Extreme dippers in ABC-H had a nonsignificant increased risk of total CVEs, coronary events, and stroke but a nonsignificant lower risk of all-cause and cardiovascular mortality than normal dippers, Salles reported.

Their heterogeneity was high, however, particularly for total CVEs, prompting the investigators to test trial characteristics using meta-regression. It revealed that hypertensive treatment status at baseline significantly modified the effect of extreme dipping (P<.001).

Extreme dipping in treated patients carried no increased risk or might even be protective for CVEs (HR 0.72), but in untreated patients carried an elevated risk for total CVEs (HR 1.92) that was higher than that for reduced dippers (HR 1.3) and similar to that for reverse dippers (HR 1.8).

Possible mechanisms underlying this differential prognostic effect could involve orthostatic hypertension, exaggerated morning BP surge, increased BP variability, or increased arterial stiffness in extreme dippers, the authors speculate.

The data will not end debate because they came from a meta-regression, but should be viewed as "hypothesis-generating and confirmed (or not) ideally in individual-data meta-analyses," Salles told heartwire . "Other unknown factors, beyond the antihypertensive treatment, might be causing the observed heterogeneity."

Overall, however, "our meta-analysis had four- to fivefold greater number of hypertensive patients than the previous two meta-analysis; hence our point estimates of risk are much more precise," he noted.

Better Reimbursement

The results highlight the urgent need for studies to determine whether restoring normal dipping patterns will reduce cardiovascular events and mortality, the authors conclude.

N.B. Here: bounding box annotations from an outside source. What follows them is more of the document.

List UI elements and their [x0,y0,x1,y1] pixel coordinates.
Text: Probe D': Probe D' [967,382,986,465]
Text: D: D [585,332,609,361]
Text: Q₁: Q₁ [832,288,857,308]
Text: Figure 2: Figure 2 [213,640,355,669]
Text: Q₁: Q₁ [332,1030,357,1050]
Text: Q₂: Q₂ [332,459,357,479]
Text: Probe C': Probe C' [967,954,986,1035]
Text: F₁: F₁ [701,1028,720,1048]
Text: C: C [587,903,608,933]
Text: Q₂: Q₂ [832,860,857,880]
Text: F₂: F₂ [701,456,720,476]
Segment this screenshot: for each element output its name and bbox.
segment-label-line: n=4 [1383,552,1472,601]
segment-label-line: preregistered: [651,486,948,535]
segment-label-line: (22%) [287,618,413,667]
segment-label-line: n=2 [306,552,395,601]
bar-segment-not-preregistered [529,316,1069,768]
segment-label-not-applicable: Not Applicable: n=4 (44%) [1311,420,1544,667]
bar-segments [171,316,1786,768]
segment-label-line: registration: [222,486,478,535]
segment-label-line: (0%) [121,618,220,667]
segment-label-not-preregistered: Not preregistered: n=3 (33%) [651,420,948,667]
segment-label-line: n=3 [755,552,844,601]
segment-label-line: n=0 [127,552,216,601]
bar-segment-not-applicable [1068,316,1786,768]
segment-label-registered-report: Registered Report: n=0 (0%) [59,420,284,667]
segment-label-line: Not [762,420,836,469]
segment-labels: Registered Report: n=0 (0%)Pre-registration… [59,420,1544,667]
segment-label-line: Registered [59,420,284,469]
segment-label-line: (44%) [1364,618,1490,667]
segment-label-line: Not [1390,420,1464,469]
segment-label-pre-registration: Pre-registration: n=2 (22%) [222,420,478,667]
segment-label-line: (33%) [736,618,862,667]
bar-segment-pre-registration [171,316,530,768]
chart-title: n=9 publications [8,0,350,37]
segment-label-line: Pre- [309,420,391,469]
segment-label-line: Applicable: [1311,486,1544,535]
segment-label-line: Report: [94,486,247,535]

In the interim, the ABC-H results may provide cardiologists, primary-care physicians, or even politicians with ammunition to put pressure on insurance companies to provide greater reimbursement for ambulatory monitoring, on which the assessment of nocturnal blood pressure is based, Cheng said.

"There's a little bit of reimbursement in very specific situations; the assessment of resistant hypertension and also for white-coat hypertension, but this study with the large numbers certainly shows adverse prognosis, which we can't tell from office blood pressures, across all kinds of hypertensives, not just those two subcategories," she added. "So really indicates that ambulatory monitoring should be done on a more widespread basis, as those of who are fans of ambulatory monitoring, particularly in England and Spain, who are the leaders, have been pushing for decades."

The authors and Cheng report no relevant financial relationships.